L’invasione dei precari inizia con "incursioni" nel corteo istituzionale nella mattinata del 1 maggio torinese.
L’invito è quello di seguire il coniglio bianco per l’appuntamento delle ore 16 in p.zza Castello alla grande parade contro la precarietà così come accade in altre 20 città europee e negli USA, per condividere percorsi comuni di lotta perchè identica è la condizione di vita dei precari.
Azioni simboliche di disturbo vengono fatte in due dei tanti luoghi aperti e che creano identità precaria: Blockbuster e McDonal’s , perchè il primo maggio è la festa dei lavoratori e Non del lavoro.
Poi tutto ricomincia alle 16 in p.zza Castello dove confluiscono centinaia e centinaia di persone alla parade organizzata dalla Rete delle Nuove Forme di Vita.
Le realtà presenti sono: giovani e meno giovani, disoccupati/e, studenti/esse, intermittenti, migranti, ricercatori/trici, co.co.co, co.co.pro,stagisti, partite iva, laureati/e, lavoratori/trici del sesso, part-time, salariati/e, che spesso sono tutto questo allo stesso tempo.
La parata si muove lungo via Po e le nuove forme di vita gioiosamente incontrano per strada chi ha risposto alla chiamata creativa e visibile dove musica , samba e colore offrono uno spaccato di una condizione di cui tutti parlano e che non condividono, ma nessuno fa niente per cambiare: PRECARIETA’.

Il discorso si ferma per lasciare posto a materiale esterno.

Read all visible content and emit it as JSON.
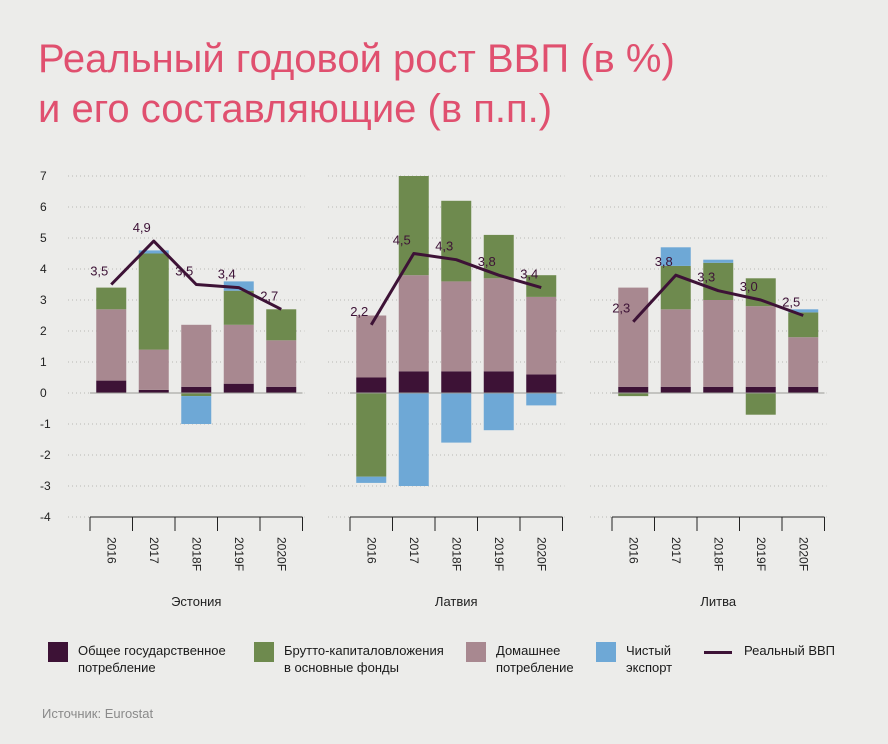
{
  "title_line1": "Реальный годовой рост ВВП (в %)",
  "title_line2": "и его составляющие (в п.п.)",
  "source": "Источник: Eurostat",
  "colors": {
    "gov": "#3d1236",
    "gfcf": "#6e8a4e",
    "household": "#a88890",
    "netexport": "#6ea8d6",
    "gdp_line": "#3d1236",
    "background": "#ececea",
    "title": "#e0506f"
  },
  "legend": [
    {
      "key": "gov",
      "label": "Общее государственное\nпотребление"
    },
    {
      "key": "gfcf",
      "label": "Брутто-капиталовложения\nв основные фонды"
    },
    {
      "key": "household",
      "label": "Домашнее\nпотребление"
    },
    {
      "key": "netexport",
      "label": "Чистый\nэкспорт"
    },
    {
      "key": "gdp_line",
      "label": "Реальный ВВП"
    }
  ],
  "chart_data": {
    "type": "bar",
    "stacked": true,
    "ylim": [
      -4,
      7
    ],
    "yticks": [
      "7",
      "6",
      "5",
      "4",
      "3",
      "2",
      "1",
      "0",
      "-1",
      "-2",
      "-3",
      "-4"
    ],
    "categories": [
      "2016",
      "2017",
      "2018F",
      "2019F",
      "2020F"
    ],
    "panels": [
      {
        "country": "Эстония",
        "gov": [
          0.4,
          0.1,
          0.2,
          0.3,
          0.2
        ],
        "household": [
          2.3,
          1.3,
          2.0,
          1.9,
          1.5
        ],
        "gfcf": [
          0.7,
          3.1,
          -0.1,
          1.1,
          1.0
        ],
        "netexport": [
          0.0,
          0.1,
          -0.9,
          0.3,
          0.0
        ],
        "gdp": [
          3.5,
          4.9,
          3.5,
          3.4,
          2.7
        ],
        "gdp_labels": [
          "3,5",
          "4,9",
          "3,5",
          "3,4",
          "2,7"
        ]
      },
      {
        "country": "Латвия",
        "gov": [
          0.5,
          0.7,
          0.7,
          0.7,
          0.6
        ],
        "household": [
          2.0,
          3.1,
          2.9,
          3.0,
          2.5
        ],
        "gfcf": [
          -2.7,
          3.2,
          2.6,
          1.4,
          0.7
        ],
        "netexport": [
          -0.2,
          -3.0,
          -1.6,
          -1.2,
          -0.4
        ],
        "gdp": [
          2.2,
          4.5,
          4.3,
          3.8,
          3.4
        ],
        "gdp_labels": [
          "2,2",
          "4,5",
          "4,3",
          "3,8",
          "3,4"
        ]
      },
      {
        "country": "Литва",
        "gov": [
          0.2,
          0.2,
          0.2,
          0.2,
          0.2
        ],
        "household": [
          3.2,
          2.5,
          2.8,
          2.6,
          1.6
        ],
        "gfcf": [
          -0.1,
          1.4,
          1.2,
          0.9,
          0.8
        ],
        "netexport": [
          0.0,
          0.6,
          0.1,
          0.0,
          0.1
        ],
        "gfcf_neg": [
          0.0,
          0.0,
          0.0,
          -0.7,
          0.0
        ],
        "gdp": [
          2.3,
          3.8,
          3.3,
          3.0,
          2.5
        ],
        "gdp_labels": [
          "2,3",
          "3,8",
          "3,3",
          "3,0",
          "2,5"
        ]
      }
    ]
  }
}
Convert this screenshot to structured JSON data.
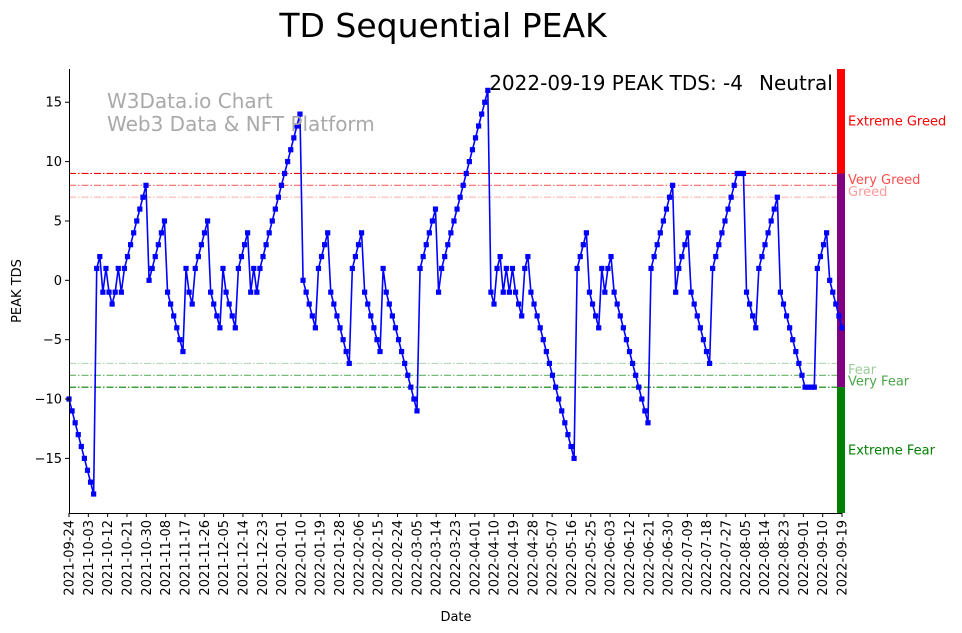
{
  "chart_data": {
    "type": "line",
    "title": "TD Sequential PEAK",
    "xlabel": "Date",
    "ylabel": "PEAK TDS",
    "ylim": [
      -19.6,
      17.8
    ],
    "xlim": [
      "2021-09-24",
      "2022-09-19"
    ],
    "grid": false,
    "yticks": [
      -15,
      -10,
      -5,
      0,
      5,
      10,
      15
    ],
    "xticks": [
      "2021-09-24",
      "2021-10-03",
      "2021-10-12",
      "2021-10-21",
      "2021-10-30",
      "2021-11-08",
      "2021-11-17",
      "2021-11-26",
      "2021-12-05",
      "2021-12-14",
      "2021-12-23",
      "2022-01-01",
      "2022-01-10",
      "2022-01-19",
      "2022-01-28",
      "2022-02-06",
      "2022-02-15",
      "2022-02-24",
      "2022-03-05",
      "2022-03-14",
      "2022-03-23",
      "2022-04-01",
      "2022-04-10",
      "2022-04-19",
      "2022-04-28",
      "2022-05-07",
      "2022-05-16",
      "2022-05-25",
      "2022-06-03",
      "2022-06-12",
      "2022-06-21",
      "2022-06-30",
      "2022-07-09",
      "2022-07-18",
      "2022-07-27",
      "2022-08-05",
      "2022-08-14",
      "2022-08-23",
      "2022-09-01",
      "2022-09-10",
      "2022-09-19"
    ],
    "series": [
      {
        "color": "#0000ff",
        "start_date": "2021-09-24",
        "values": [
          -10,
          -11,
          -12,
          -13,
          -14,
          -15,
          -16,
          -17,
          -18,
          1,
          2,
          -1,
          1,
          -1,
          -2,
          -1,
          1,
          -1,
          1,
          2,
          3,
          4,
          5,
          6,
          7,
          8,
          0,
          1,
          2,
          3,
          4,
          5,
          -1,
          -2,
          -3,
          -4,
          -5,
          -6,
          1,
          -1,
          -2,
          1,
          2,
          3,
          4,
          5,
          -1,
          -2,
          -3,
          -4,
          1,
          -1,
          -2,
          -3,
          -4,
          1,
          2,
          3,
          4,
          -1,
          1,
          -1,
          1,
          2,
          3,
          4,
          5,
          6,
          7,
          8,
          9,
          10,
          11,
          12,
          13,
          14,
          0,
          -1,
          -2,
          -3,
          -4,
          1,
          2,
          3,
          4,
          -1,
          -2,
          -3,
          -4,
          -5,
          -6,
          -7,
          1,
          2,
          3,
          4,
          -1,
          -2,
          -3,
          -4,
          -5,
          -6,
          1,
          -1,
          -2,
          -3,
          -4,
          -5,
          -6,
          -7,
          -8,
          -9,
          -10,
          -11,
          1,
          2,
          3,
          4,
          5,
          6,
          -1,
          1,
          2,
          3,
          4,
          5,
          6,
          7,
          8,
          9,
          10,
          11,
          12,
          13,
          14,
          15,
          16,
          -1,
          -2,
          1,
          2,
          -1,
          1,
          -1,
          1,
          -1,
          -2,
          -3,
          1,
          2,
          -1,
          -2,
          -3,
          -4,
          -5,
          -6,
          -7,
          -8,
          -9,
          -10,
          -11,
          -12,
          -13,
          -14,
          -15,
          1,
          2,
          3,
          4,
          -1,
          -2,
          -3,
          -4,
          1,
          -1,
          1,
          2,
          -1,
          -2,
          -3,
          -4,
          -5,
          -6,
          -7,
          -8,
          -9,
          -10,
          -11,
          -12,
          1,
          2,
          3,
          4,
          5,
          6,
          7,
          8,
          -1,
          1,
          2,
          3,
          4,
          -1,
          -2,
          -3,
          -4,
          -5,
          -6,
          -7,
          1,
          2,
          3,
          4,
          5,
          6,
          7,
          8,
          9,
          9,
          9,
          -1,
          -2,
          -3,
          -4,
          1,
          2,
          3,
          4,
          5,
          6,
          7,
          -1,
          -2,
          -3,
          -4,
          -5,
          -6,
          -7,
          -8,
          -9,
          -9,
          -9,
          -9,
          1,
          2,
          3,
          4,
          0,
          -1,
          -2,
          -3,
          -4
        ]
      }
    ],
    "reference_lines": [
      {
        "y": 9,
        "color": "#ff0000",
        "style": "dashdot",
        "alpha": 1.0
      },
      {
        "y": 8,
        "color": "#ff0000",
        "style": "dashdot",
        "alpha": 0.6
      },
      {
        "y": 7,
        "color": "#ff0000",
        "style": "dashdot",
        "alpha": 0.3
      },
      {
        "y": -7,
        "color": "#008000",
        "style": "dashdot",
        "alpha": 0.3
      },
      {
        "y": -8,
        "color": "#008000",
        "style": "dashdot",
        "alpha": 0.6
      },
      {
        "y": -9,
        "color": "#008000",
        "style": "dashdot",
        "alpha": 1.0
      }
    ],
    "side_bar": [
      {
        "from": 9,
        "to": 17.8,
        "color": "#ff0000"
      },
      {
        "from": -9,
        "to": 9,
        "color": "#800080"
      },
      {
        "from": -19.6,
        "to": -9,
        "color": "#008000"
      }
    ],
    "zone_labels": [
      {
        "text": "Extreme Greed",
        "y": 13.4,
        "color": "#ff0000",
        "alpha": 1.0
      },
      {
        "text": "Very Greed",
        "y": 8.5,
        "color": "#ff0000",
        "alpha": 0.7
      },
      {
        "text": "Greed",
        "y": 7.5,
        "color": "#ff0000",
        "alpha": 0.4
      },
      {
        "text": "Fear",
        "y": -7.5,
        "color": "#008000",
        "alpha": 0.4
      },
      {
        "text": "Very Fear",
        "y": -8.5,
        "color": "#008000",
        "alpha": 0.7
      },
      {
        "text": "Extreme Fear",
        "y": -14.3,
        "color": "#008000",
        "alpha": 1.0
      }
    ],
    "annotations": {
      "status_text": "2022-09-19 PEAK TDS: -4",
      "status_word": "Neutral",
      "status_word_color": "#800080",
      "watermark_line1": "W3Data.io Chart",
      "watermark_line2": "Web3 Data & NFT Platform"
    }
  }
}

Si parla di precarietà, di come questa condizione di vita sia diffusa in tutta Europa, delle lotte dei migranti negli USA che oggi scenderanno per le strade e fermeranno le attività di gran parte degli Stati Uniti, del primo maggio a Città del Messico sotto l’ambasciata statunitense dove parlerà il Subcomandante Marcos e della MayDay parigina.
Tornando in Italia, di "pacchetto Treu", di "legge Biagi","Turco-Napolitano" e di"Bossi-Fini"; di riforma Moratti, di Sanità precaria, di accesso ai saperi che devono tornare liberi, di informazione gestita da chi la precarietà la vuole, perchè fonte di profitto a discapito di una conoscenza collettiva e condivisa.
Di come sia necessario condividere pratiche e percorsi comuni di lotta che portino all’insorgenza contro chi riduce le nostre vite a soli pezzi di ricambio, sospendendo i diritti di esistenza.
La parata termina al Valentino con feste, balli e con l’appello a creare momenti comuni di vertenza nei luoghi di lavoro, a non piegarsi, ma a lottare per la stabilizzazione dei precari dove reddito di esistenza e accesso gratuito a taluni beni e servizi, sono la stessa lotta.